Dari 800.000 pengungsi, kata para pejabat PBB, 607.000 menyelamatkan diri dari kerusuhan di Negara Bagian Rakhine, Myanmar Utara, sejak 25 Agustus. Saat itu, gerilyawan Rohingya melancarkan serangan terhadap pos keamanan, sehingga memicu pembalasan dari pasukan pemerintah dan penjaga keamanan sipil. Banyak desa dibumi-hanguskan dan warga desa menyelamatkan diri setelah kerusuhan mematikan merebak.
Akses ke Negara Bagian Rakhine --salah satu yang kurang berkembang di Myanmar-- telah sangat dibatasi, kendati seorang pejabat senior PBB pada Oktober terbang di atas sebagian wilayah yang mengalami teror dan melaporkan ia melihat banyak desa yang terbakar.
"Ada dukungan buat peran yang bisa dimainkan oleh UNHCR dalam memfasilitasi pembahasan mengenai kepulangan secara sukarela, aman dan bermartabat jika dan ketika keadaan tercipta di Negara Bagian Rakhine agar ini bisa terjadi," kata kepada Badan Pengungsi PBB tersebut, sebagaimana dikutip Xinhua.

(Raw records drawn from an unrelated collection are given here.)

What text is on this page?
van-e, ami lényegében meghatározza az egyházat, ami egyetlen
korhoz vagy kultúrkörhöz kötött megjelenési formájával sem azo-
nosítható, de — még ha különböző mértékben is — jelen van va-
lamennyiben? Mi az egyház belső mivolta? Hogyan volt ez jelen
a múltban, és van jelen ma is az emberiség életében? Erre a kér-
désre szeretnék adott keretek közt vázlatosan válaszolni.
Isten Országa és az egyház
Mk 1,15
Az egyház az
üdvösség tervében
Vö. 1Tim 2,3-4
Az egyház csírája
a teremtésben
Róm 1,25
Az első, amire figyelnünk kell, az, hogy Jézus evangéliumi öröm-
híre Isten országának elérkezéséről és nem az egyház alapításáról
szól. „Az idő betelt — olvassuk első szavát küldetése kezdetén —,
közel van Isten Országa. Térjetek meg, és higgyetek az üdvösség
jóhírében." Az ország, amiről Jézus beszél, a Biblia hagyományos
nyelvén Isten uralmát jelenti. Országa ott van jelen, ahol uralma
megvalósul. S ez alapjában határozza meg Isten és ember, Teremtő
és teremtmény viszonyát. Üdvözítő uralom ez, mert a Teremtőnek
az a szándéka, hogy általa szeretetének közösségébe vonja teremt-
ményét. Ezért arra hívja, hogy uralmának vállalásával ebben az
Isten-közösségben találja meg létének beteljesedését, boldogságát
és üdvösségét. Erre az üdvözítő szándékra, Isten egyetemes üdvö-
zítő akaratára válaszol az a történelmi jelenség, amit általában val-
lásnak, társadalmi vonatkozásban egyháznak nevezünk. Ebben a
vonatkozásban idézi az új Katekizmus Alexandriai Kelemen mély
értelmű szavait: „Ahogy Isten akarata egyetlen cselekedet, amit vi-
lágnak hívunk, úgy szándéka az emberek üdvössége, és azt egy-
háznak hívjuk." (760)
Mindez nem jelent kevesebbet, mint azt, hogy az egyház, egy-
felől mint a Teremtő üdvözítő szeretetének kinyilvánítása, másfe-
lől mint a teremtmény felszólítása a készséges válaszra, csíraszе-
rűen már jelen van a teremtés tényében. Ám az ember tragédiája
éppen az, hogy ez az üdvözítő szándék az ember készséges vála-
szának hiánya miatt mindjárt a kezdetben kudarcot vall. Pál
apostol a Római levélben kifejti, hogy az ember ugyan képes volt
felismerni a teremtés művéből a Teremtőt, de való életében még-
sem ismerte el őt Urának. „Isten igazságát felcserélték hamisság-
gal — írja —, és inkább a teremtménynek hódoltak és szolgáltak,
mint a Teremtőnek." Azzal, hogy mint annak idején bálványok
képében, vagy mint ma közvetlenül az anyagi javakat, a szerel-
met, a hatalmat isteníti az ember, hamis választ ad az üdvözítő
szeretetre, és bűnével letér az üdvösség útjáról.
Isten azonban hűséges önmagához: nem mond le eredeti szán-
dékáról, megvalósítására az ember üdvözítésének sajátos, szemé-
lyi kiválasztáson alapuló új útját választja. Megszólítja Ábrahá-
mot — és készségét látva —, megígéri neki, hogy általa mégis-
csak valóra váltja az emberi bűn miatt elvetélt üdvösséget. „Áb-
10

Ia menjelaskan karena pengungsi adalah masalah kemanusiaan, semuanya dibahas di dalam UNHCR sebagai "peristiwa non-politis". "Tapi itu adalah masalah yang tumpang-tindih dengan agenda perdamaian dan keamanan Dewan Keamanan. Jadi, penyelesaian masalah pengungsi pada dasarnya adalah politik."

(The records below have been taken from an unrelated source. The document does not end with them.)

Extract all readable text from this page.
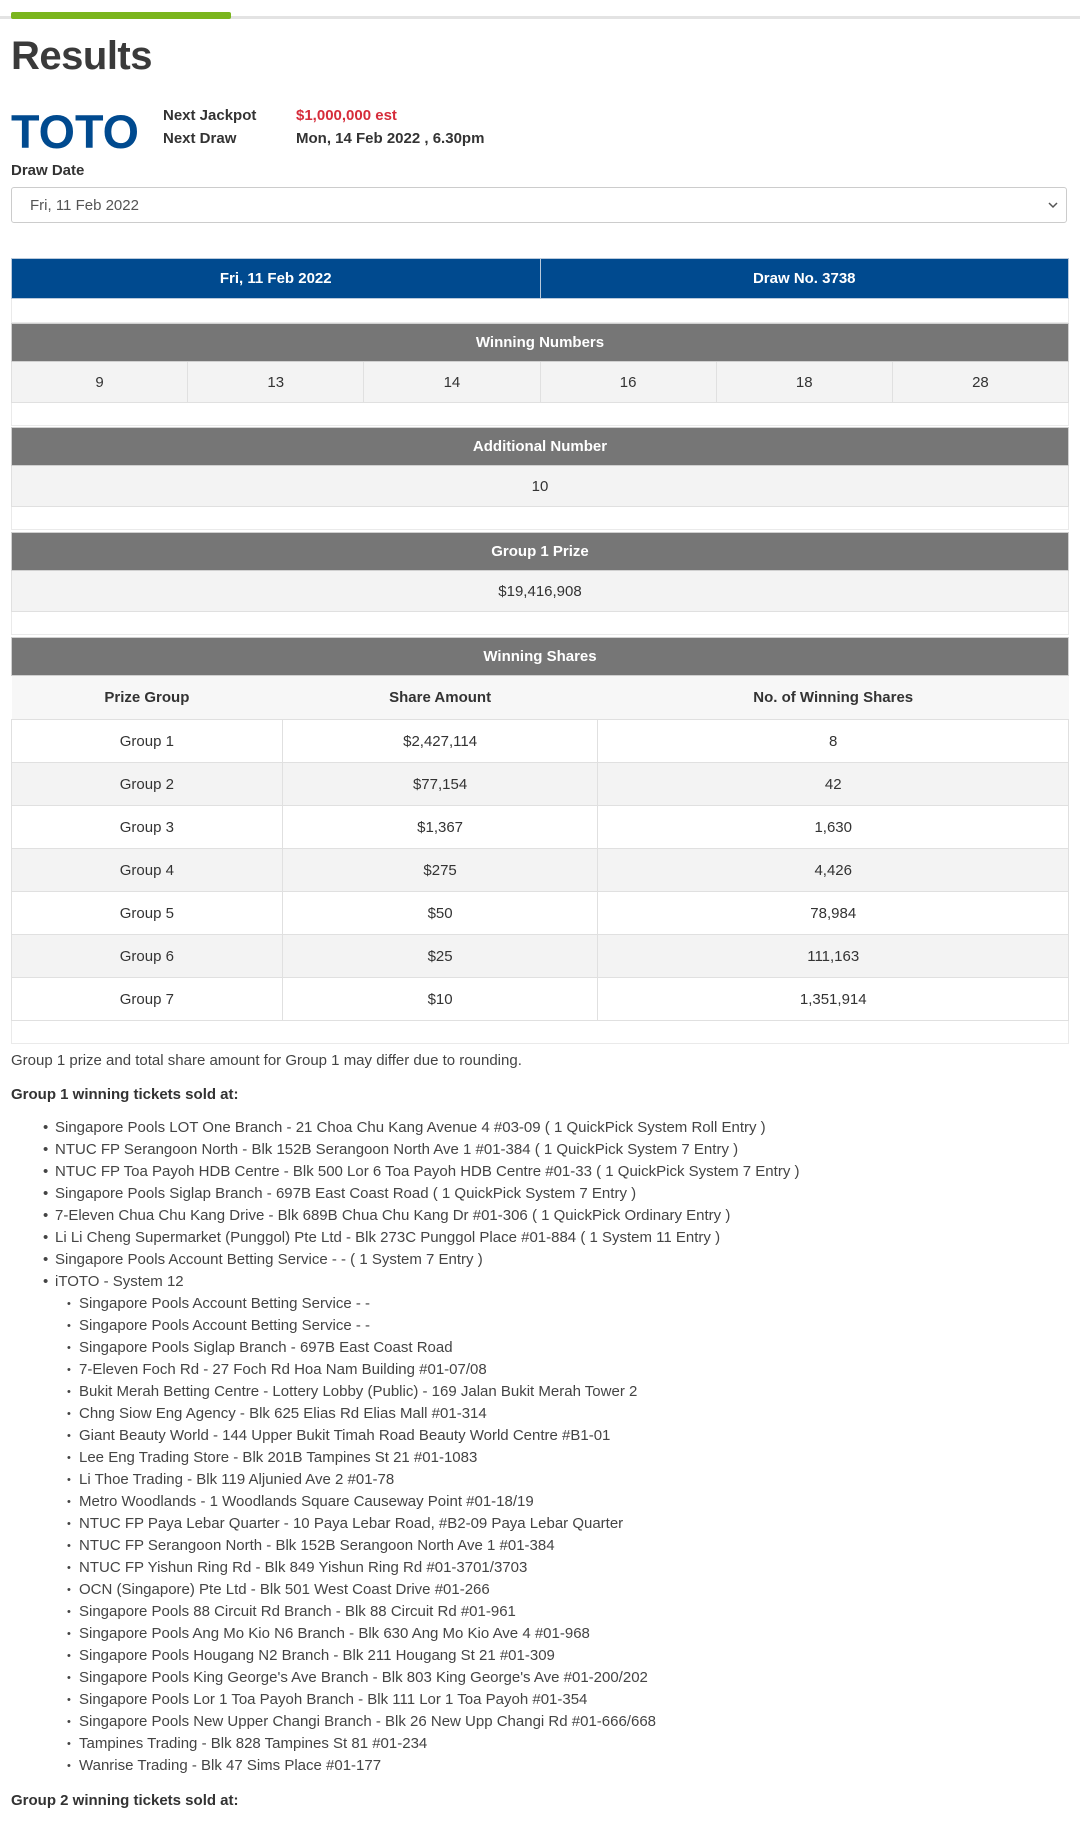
Results
TOTO Next Jackpot	$1,000,000 est
Next Draw	Mon, 14 Feb 2022 , 6.30pm
Draw Date
Fri, 11 Feb 2022
Fri, 11 Feb 2022	Draw No. 3738
Winning Numbers
9	13	14	16	18	28
Additional Number
10
Group 1 Prize
$19,416,908
Winning Shares
Prize Group	Share Amount	No. of Winning Shares
Group 1	$2,427,114	8
Group 2	$77,154	42
Group 3	$1,367	1,630
Group 4	$275	4,426
Group 5	$50	78,984
Group 6	$25	111,163
Group 7	$10	1,351,914
Group 1 prize and total share amount for Group 1 may differ due to rounding.
Group 1 winning tickets sold at:
• Singapore Pools LOT One Branch - 21 Choa Chu Kang Avenue 4 #03-09 ( 1 QuickPick System Roll Entry )
• NTUC FP Serangoon North - Blk 152B Serangoon North Ave 1 #01-384 ( 1 QuickPick System 7 Entry )
• NTUC FP Toa Payoh HDB Centre - Blk 500 Lor 6 Toa Payoh HDB Centre #01-33 ( 1 QuickPick System 7 Entry )
• Singapore Pools Siglap Branch - 697B East Coast Road ( 1 QuickPick System 7 Entry )
• 7-Eleven Chua Chu Kang Drive - Blk 689B Chua Chu Kang Dr #01-306 ( 1 QuickPick Ordinary Entry )
• Li Li Cheng Supermarket (Punggol) Pte Ltd - Blk 273C Punggol Place #01-884 ( 1 System 11 Entry )
• Singapore Pools Account Betting Service - - ( 1 System 7 Entry )
• iTOTO - System 12
• Singapore Pools Account Betting Service - -
• Singapore Pools Account Betting Service - -
• Singapore Pools Siglap Branch - 697B East Coast Road
• 7-Eleven Foch Rd - 27 Foch Rd Hoa Nam Building #01-07/08
• Bukit Merah Betting Centre - Lottery Lobby (Public) - 169 Jalan Bukit Merah Tower 2
• Chng Siow Eng Agency - Blk 625 Elias Rd Elias Mall #01-314
• Giant Beauty World - 144 Upper Bukit Timah Road Beauty World Centre #B1-01
• Lee Eng Trading Store - Blk 201B Tampines St 21 #01-1083
• Li Thoe Trading - Blk 119 Aljunied Ave 2 #01-78
• Metro Woodlands - 1 Woodlands Square Causeway Point #01-18/19
• NTUC FP Paya Lebar Quarter - 10 Paya Lebar Road, #B2-09 Paya Lebar Quarter
• NTUC FP Serangoon North - Blk 152B Serangoon North Ave 1 #01-384
• NTUC FP Yishun Ring Rd - Blk 849 Yishun Ring Rd #01-3701/3703
• OCN (Singapore) Pte Ltd - Blk 501 West Coast Drive #01-266
• Singapore Pools 88 Circuit Rd Branch - Blk 88 Circuit Rd #01-961
• Singapore Pools Ang Mo Kio N6 Branch - Blk 630 Ang Mo Kio Ave 4 #01-968
• Singapore Pools Hougang N2 Branch - Blk 211 Hougang St 21 #01-309
• Singapore Pools King George's Ave Branch - Blk 803 King George's Ave #01-200/202
• Singapore Pools Lor 1 Toa Payoh Branch - Blk 111 Lor 1 Toa Payoh #01-354
• Singapore Pools New Upper Changi Branch - Blk 26 New Upp Changi Rd #01-666/668
• Tampines Trading - Blk 828 Tampines St 81 #01-234
• Wanrise Trading - Blk 47 Sims Place #01-177
Group 2 winning tickets sold at:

Etnis Rohingya menghadapi masalah tambahan sebab mereka secara hukum tak memiliki negara. Myanmar tidak mengakui kebanyakan orang Muslim tersebut sebagai warga negara, bahkan setelah mereka tinggal selama beberapa dasawarsa di Myanmar, yang kebanyakan warganya adalah pemeluk agama Buddha.
"Anda perlu menangani masalah kewarganegaraan yang sangat rumit," kata Grandi. "Tanpa itu, takkan ada jaminan mereka bisa pulang. Saya tidak tahu apakah kepulangan orang Rohingya dapat terjadi jika masalah ini tak diselesaikan."
"Ini --sebagaimana telah sering kami katakan-- bukan cuma pengungsi, tapi ini adalah pengungsi yang tak memiliki negara," katanya. "Jadi, ini adalah masalah yang rumit."